I promised I would touch upon the names in Faggots and so it seems appropriate to end this essay with them. Kramer’s Faggots floored me. Reading the text would require long breaks for one can only encounter so much sensual stimulation for so long. The characters in the text however, despite their eccentricity and erratic activities, never push themselves so far that they completely lose their humanity, even if they perceive themselves as somehow less than human. Who could forget a text with characters like Randy Dildough, Bruce Sex-toys, BLT, Leather Louie, The Gnome, Canadian Leon, Billy Bonner, Boo Boo Bronstein, Midnight Cowboy, Feffer, and our troubled Hero Fred Lemish. The latter soul, who is the central figure of the novel, attempts throughout the text to find love, as the saying goes, in all the wrong places. In Turkish bathouses, in a bar called the Toilet Bowl, and finally on Fire Island where the faggots of the greater New York Area converge for a massive love-in. The effort of Fred Lemish ultimately fails, yet despite the failure Fred achieves a kind of satisfaction.
I’m a Homosexual Man. I’m me. Pretty Classy.

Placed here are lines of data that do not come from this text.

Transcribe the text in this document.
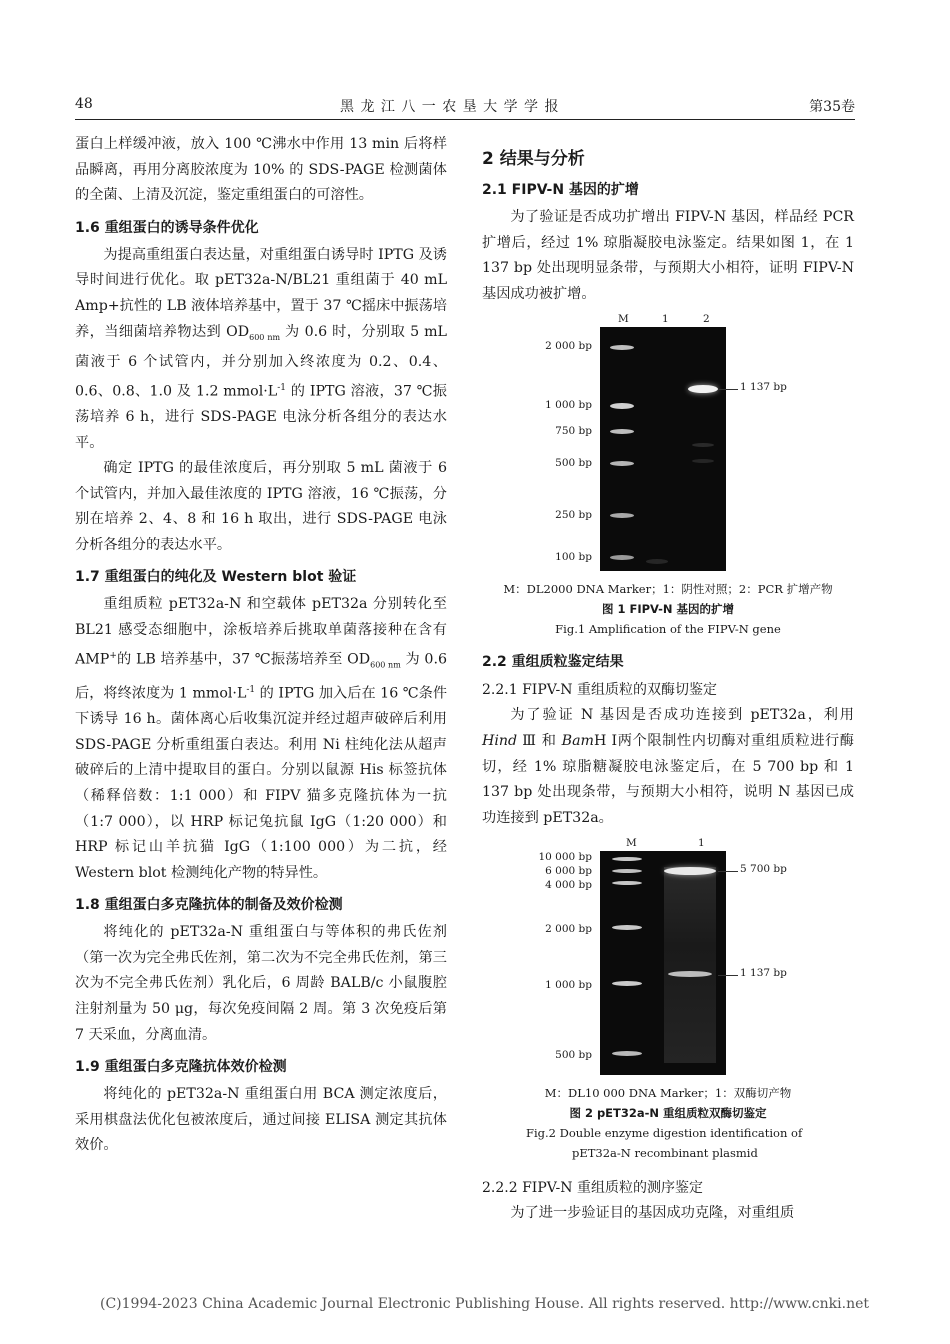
48	黑 龙 江 八 一 农 垦 大 学 学 报	第35卷

蛋白上样缓冲液，放入 100 ℃沸水中作用 13 min 后将样品瞬离，再用分离胶浓度为 10% 的 SDS-PAGE 检测菌体的全菌、上清及沉淀，鉴定重组蛋白的可溶性。

1.6 重组蛋白的诱导条件优化

为提高重组蛋白表达量，对重组蛋白诱导时 IPTG 及诱导时间进行优化。取 pET32a-N/BL21 重组菌于 40 mL Amp+抗性的 LB 液体培养基中，置于 37 ℃摇床中振荡培养，当细菌培养物达到 $OD_{600 nm}$ 为 0.6 时，分别取 5 mL 菌液于 6 个试管内，并分别加入终浓度为 0.2、0.4、0.6、0.8、1.0 及 1.2 $mmol\cdot L^{-1}$ 的 IPTG 溶液，37 ℃振荡培养 6 h，进行 SDS-PAGE 电泳分析各组分的表达水平。

确定 IPTG 的最佳浓度后，再分别取 5 mL 菌液于 6 个试管内，并加入最佳浓度的 IPTG 溶液，16 ℃振荡，分别在培养 2、4、8 和 16 h 取出，进行 SDS-PAGE 电泳分析各组分的表达水平。

1.7 重组蛋白的纯化及 Western blot 验证

重组质粒 pET32a-N 和空载体 pET32a 分别转化至 BL21 感受态细胞中，涂板培养后挑取单菌落接种在含有 AMP+的 LB 培养基中，37 ℃振荡培养至 $OD_{600 nm}$ 为 0.6 后，将终浓度为 1 $mmol\cdot L^{-1}$ 的 IPTG 加入后在 16 ℃条件下诱导 16 h。菌体离心后收集沉淀并经过超声破碎后利用 SDS-PAGE 分析重组蛋白表达。利用 Ni 柱纯化法从超声破碎后的上清中提取目的蛋白。分别以鼠源 His 标签抗体（稀释倍数：1:1 000）和 FIPV 猫多克隆抗体为一抗（1:7 000），以 HRP 标记兔抗鼠 IgG（1:20 000）和 HRP 标记山羊抗猫 IgG（1:100 000）为二抗，经 Western blot 检测纯化产物的特异性。

1.8 重组蛋白多克隆抗体的制备及效价检测

将纯化的 pET32a-N 重组蛋白与等体积的弗氏佐剂（第一次为完全弗氏佐剂，第二次为不完全弗氏佐剂，第三次为不完全弗氏佐剂）乳化后，6 周龄 BALB/c 小鼠腹腔注射剂量为 50 μg，每次免疫间隔 2 周。第 3 次免疫后第 7 天采血，分离血清。

1.9 重组蛋白多克隆抗体效价检测

将纯化的 pET32a-N 重组蛋白用 BCA 测定浓度后，采用棋盘法优化包被浓度后，通过间接 ELISA 测定其抗体效价。

2 结果与分析
2.1 FIPV-N 基因的扩增

为了验证是否成功扩增出 FIPV-N 基因，样品经 PCR 扩增后，经过 1% 琼脂凝胶电泳鉴定。结果如图 1，在 1 137 bp 处出现明显条带，与预期大小相符，证明 FIPV-N 基因成功被扩增。

M	1	2
2 000 bp
1 000 bp
750 bp
500 bp
250 bp
100 bp
1 137 bp

M：DL2000 DNA Marker；1：阴性对照；2：PCR 扩增产物

图 1 FIPV-N 基因的扩增

Fig.1 Amplification of the FIPV-N gene

2.2 重组质粒鉴定结果
2.2.1 FIPV-N 重组质粒的双酶切鉴定

为了验证 N 基因是否成功连接到 pET32a，利用 Hind Ⅲ 和 BamH Ⅰ两个限制性内切酶对重组质粒进行酶切，经 1% 琼脂糖凝胶电泳鉴定后，在 5 700 bp 和 1 137 bp 处出现条带，与预期大小相符，说明 N 基因已成功连接到 pET32a。

M	1
10 000 bp
6 000 bp
4 000 bp
2 000 bp
1 000 bp
500 bp
5 700 bp
1 137 bp

M：DL10 000 DNA Marker；1：双酶切产物

图 2 pET32a-N 重组质粒双酶切鉴定

Fig.2 Double enzyme digestion identification of

pET32a-N recombinant plasmid

2.2.2 FIPV-N 重组质粒的测序鉴定

为了进一步验证目的基因成功克隆，对重组质

(C)1994-2023 China Academic Journal Electronic Publishing House. All rights reserved. http://www.cnki.net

Despite the rampant fucking, Faggots is a crucial novel for any interested in the study of human culture. It transcends the homosexual self and attempts to understand why “the other” is assigned and accepted, both to outsiders, as well as to the group it is assigned. Kramer’s work shocked and offended the homosexual community upon its release, but there were those who understood the effort and praised the work. Stained with shit, and piss, and semen, spit, and Crisco, and sweat, and, yes Philadelphia, even love, Faggots is Kramer’s love letter to his own community. And what’s the point of love if you can’t have a little fun along the way.